What is a Growth Stock?

by Investing School on December 31, 2010

Growth stock is a financial term that refers to stocks that belong to companies that have had a history of consistently achieving growth rates beyond projected benchmarks. They also have high profitability ratios.

In order to calculate this, analysts will compute the ROE or return on equity by dividing the company’s net income into average common equity. To be regarded as a growth stock, analysts require that companies must reach at least a 15% or more return on their equity. A common method to approach this calculation is done with “CAN SLIM.” This is a mnemonic device that details and describes the characteristics performing stocks have before they report their biggest gains.
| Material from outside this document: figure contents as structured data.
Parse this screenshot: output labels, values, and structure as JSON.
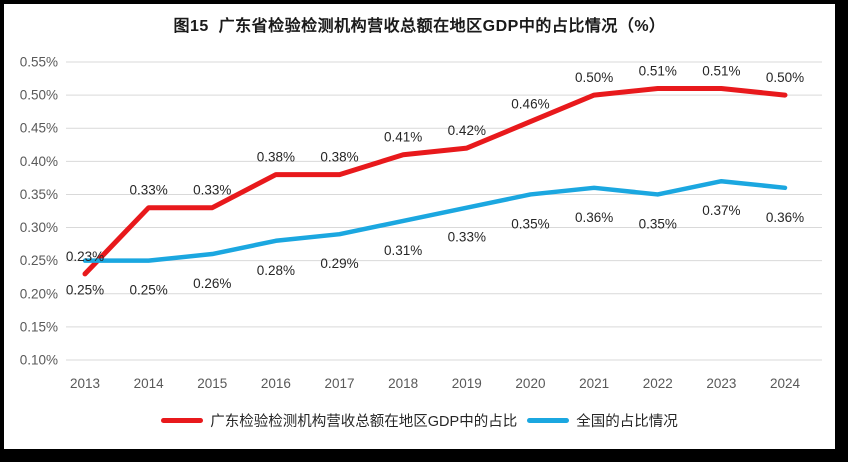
{
  "chart_data": {
    "type": "line",
    "title": "图15  广东省检验检测机构营收总额在地区GDP中的占比情况（%）",
    "categories": [
      "2013",
      "2014",
      "2015",
      "2016",
      "2017",
      "2018",
      "2019",
      "2020",
      "2021",
      "2022",
      "2023",
      "2024"
    ],
    "series": [
      {
        "name": "广东检验检测机构营收总额在地区GDP中的占比",
        "color": "#e8191c",
        "values": [
          0.23,
          0.33,
          0.33,
          0.38,
          0.38,
          0.41,
          0.42,
          0.46,
          0.5,
          0.51,
          0.51,
          0.5
        ],
        "labels": [
          "0.23%",
          "0.33%",
          "0.33%",
          "0.38%",
          "0.38%",
          "0.41%",
          "0.42%",
          "0.46%",
          "0.50%",
          "0.51%",
          "0.51%",
          "0.50%"
        ],
        "label_side": "above"
      },
      {
        "name": "全国的占比情况",
        "color": "#1ba7e0",
        "values": [
          0.25,
          0.25,
          0.26,
          0.28,
          0.29,
          0.31,
          0.33,
          0.35,
          0.36,
          0.35,
          0.37,
          0.36
        ],
        "labels": [
          "0.25%",
          "0.25%",
          "0.26%",
          "0.28%",
          "0.29%",
          "0.31%",
          "0.33%",
          "0.35%",
          "0.36%",
          "0.35%",
          "0.37%",
          "0.36%"
        ],
        "label_side": "below"
      }
    ],
    "ylim": [
      0.1,
      0.55
    ],
    "yticks": [
      "0.10%",
      "0.15%",
      "0.20%",
      "0.25%",
      "0.30%",
      "0.35%",
      "0.40%",
      "0.45%",
      "0.50%",
      "0.55%"
    ],
    "xlabel": "",
    "ylabel": "",
    "grid": "horizontal",
    "legend_position": "bottom",
    "colors": {
      "grid": "#d9d9d9",
      "axis_text": "#595959",
      "data_label_text": "#262626",
      "title_text": "#1a1a1a",
      "outer_frame": "#000000"
    }
  }
}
They are as follows:

C = Current Earnings should be up 25%.
A = Annual earnings should be up 25% in the last 3 years.
N = New product or service that fuels the earnings growth.
S = Supply and demand can be viewed by looking at the trading volume.
L = Leader or laggard. These stocks should be the leaders in their industry.
I = Institutional sponsorship means the ownership of the stock in mutual funds.
M = Market indexes. One should invest when the Dow Jones, S & P 500 and NASDAQ are in up trends.

Growth stock is also sometimes referred to as “glamour stock.” Growth stocks do not generally pay dividends because the company wants to reinvest the returns it receives on stocks. Investors will often find that most technology companies are considered to be growth stocks.